Artificial intelligence (AI) is rapidly transforming our world, from facial recognition software to self-driving cars. But with this immense power comes a growing concern: control. Currently, AI development is largely dominated by a handful of powerful tech companies. This centralization raises questions about bias, transparency, and the potential for misuse. In this article, we explore the compelling arguments for a decentralized approach to AI – and how blockchain technology can help get us there.
The current model of deeply centralized AI development is rife with potential problems. When a small group controls development, their specific biases and priorities are more likely to be reflected in the AI’s decision-making, leading to discriminatory outcomes in areas like loan approvals, facial recognition, or even hiring practices. Furthermore, when AI development happens behind closed doors, it’s difficult to understand how these algorithms work and why they make certain decisions.
There’s also the problem of centralized control. Concentrated AI development grants immense power to a few companies, raising concerns about potential misuse for surveillance, manipulation, or even the development of autonomous weapons.
Decentralized development, on the other hand, distributes power and makes it harder for any one entity to exert undue control. It opens the door for a wider range of ideas and collaborations, fostering innovation and accelerating progress in the field. Decentralization can democratize AI development, making it more accessible to smaller players and startups, potentially leading to solutions that address a wider range of problems and benefit a broader population.

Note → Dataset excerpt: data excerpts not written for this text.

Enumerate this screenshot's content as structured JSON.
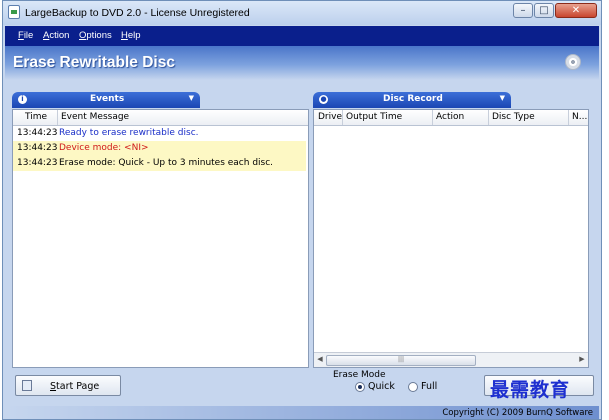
{
  "window": {
    "title": "LargeBackup to DVD 2.0 - License Unregistered",
    "controls": [
      "minimize-icon",
      "maximize-icon",
      "close-icon"
    ]
  },
  "menu": {
    "items": [
      "File",
      "Action",
      "Options",
      "Help"
    ]
  },
  "header": {
    "title": "Erase Rewritable Disc",
    "icon": "disc-icon"
  },
  "events_panel": {
    "tab_label": "Events",
    "columns": [
      "Time",
      "Event Message"
    ],
    "rows": [
      {
        "time": "13:44:23",
        "message": "Ready to erase rewritable disc.",
        "color": "#1a2ec8",
        "highlight": false
      },
      {
        "time": "13:44:23",
        "message": "Device mode: <NI>",
        "color": "#d01a1a",
        "highlight": true
      },
      {
        "time": "13:44:23",
        "message": "Erase mode:  Quick - Up to 3 minutes each disc.",
        "color": "#000000",
        "highlight": true
      }
    ]
  },
  "disc_record_panel": {
    "tab_label": "Disc Record",
    "columns": [
      "Drive",
      "Output Time",
      "Action",
      "Disc Type",
      "N..."
    ]
  },
  "buttons": {
    "start_page": "Start Page"
  },
  "erase_mode": {
    "label": "Erase Mode",
    "options": [
      {
        "label": "Quick",
        "selected": true
      },
      {
        "label": "Full",
        "selected": false
      }
    ]
  },
  "watermark": "最需教育",
  "footer": {
    "copyright": "Copyright (C) 2009 BurnQ Software"
  },
  "colors": {
    "menubar": "#0a1f8c",
    "panel_tab": "#1b46b3",
    "highlight_row": "#fdf8c4"
  }
}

But how can decentralized development be realized when AI development and operation requires a vast amount of computing power? Rather than utilizing hyperscale centralized cloud platforms, argues Alex Goh of CoinDesk, AI development could be blockchain based – thus effectively decentralizing it.
When you consider it, blockchain and AI are a natural match that effectively overcome the shortcomings of centralized AI development. By distributing training data and model development across a wider network, blockchain can help reduce bias inherent in centralized systems. Additionally, the immutable nature of blockchain allows for auditing data used to train AI, potentially identifying and mitigating bias.
Based on its infrastructure, blockchain can facilitate the secure sharing and access to training data for AI models. This would help overcome data silos and empower collaboration, leading to the development of more robust and generalizable AI.
Crucially, blockchain’s distributed ledger technology provides a secure and tamper-proof platform for storing and executing AI models. Once implemented, using blockchain would increase transparency in how AI decisions are made and make it harder to manipulate data or algorithms for malicious purposes.
With blockchain networks tapping into significant amounts of hardware, the only barrier to developing AI using blockchain at present is a matter of education. Once more developers understand that blockchain can offer more secure, more efficient, and less expensive access to AI development, it’s only a matter of time before it becomes a reality.